My friend James-Michael Smith has written a well-argued rebuttal to a post by a retired Methodist pastor that went viral through UMC social media.  In that post, Rev. McCormick argues that we need to be careful when using the Bible as a source for morality.   Below you’ll find the links to the article, and JM-Smith’s excellent response, and I encourage readers here to check it out.

One of the things you’ll find in this article, and what I find most instructive for myself (and, I presume, for most of my readers here), is an argument used by Rev. McCormick that what is moral or immoral is determined by the extent to which something is helpful or harmful to myself or others.

Isn’t this the lie every one of us who have been addicted to something have believed?

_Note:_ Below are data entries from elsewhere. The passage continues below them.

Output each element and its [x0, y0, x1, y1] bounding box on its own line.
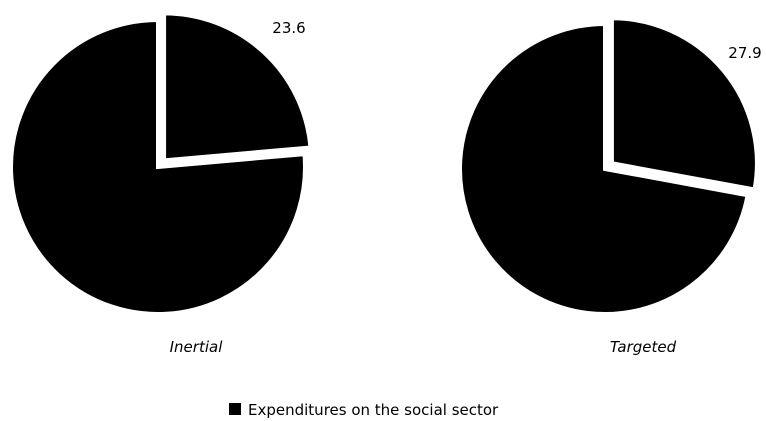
legend-swatch	[229, 403, 241, 415]
pie-caption-inertial: Inertial	[170, 338, 224, 356]
pie-caption-targeted: Targeted	[610, 338, 677, 356]
pie-chart-targeted: 27.9	[458, 16, 762, 316]
pie-slice-other	[9, 17, 307, 316]
legend: Expenditures on the social sector	[229, 401, 499, 419]
pie-slice-other	[458, 21, 750, 316]
slice-value-label: 23.6	[272, 19, 305, 37]
pie-chart-inertial: 23.6	[9, 11, 313, 316]
slice-value-label: 27.9	[728, 44, 761, 62]
legend-label: Expenditures on the social sector	[248, 401, 499, 419]
pie-slice-social-sector	[609, 16, 759, 192]
pie-slice-social-sector	[162, 11, 313, 163]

Whatever your drug of choice is, I am sure you, like me, have used the line, “I’m not hurting anyone!”   So deluded we become that we are convinced that we are not even hurting ourselves.  In fact, just the opposite:  We need our drug of choice.   We can’t live without it.   Those who are trying to take it from us are the ones harming us.   We are convinced that without this, we will be left with nothing to fill the void.

This is the sinister, conniving, baffling and powerful pull of sin.  We are led astray not by something that is ugly and obviously harmful, but by our own desires (James 1:14).   What seems right and good to us – that which we desire – is the bait Satan uses to cloud our judgment and eventually enslave us to something contrary to God’s will for our lives.

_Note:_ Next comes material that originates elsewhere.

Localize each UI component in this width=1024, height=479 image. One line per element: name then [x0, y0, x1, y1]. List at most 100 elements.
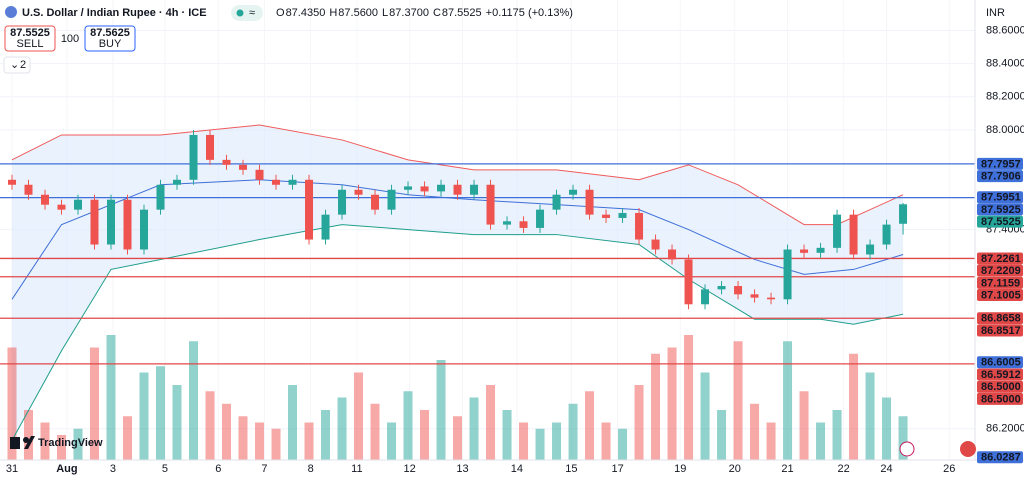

Who are we to judge what is helpful or harmful?  Jeremiah would remind us again today that our hearts are ever deceiving us (Jer. 17:9).

Francis Chan, when asked about his thoughts on homosexuality when ministering in San Francisco, points us to something else that I find helpful no matter your struggle, and I’ll paraphrase it here (watch the YouTube link though):  The Christian walk is not about being moral (however you want to define it) but about surrender to and obedience to our Creator.   If this God asked us to stand on our head, would we do it?  If this God asked us to not marry, would we do it?  If this God asked us not to eat a fruit that looked delicious, would we do it?

My desires – my heart – is fickle.  We are surrounded by a culture, a world drenched in sin, which does a fantastic job of making anything seem OK so long as we aren’t hurting anyone.   The world will tell me, and my fickle heart is easily persuaded, that my desires are good and deserve affirmation.  This is the morality of the world.   But that is not the standard of our holy God.

The way out of habitual sin – addictive behavior – begins with acknowledging that I am the creature, not the Creator, and my way of doing life may seem right to me, but is one that leads to death (Prov. 14:12).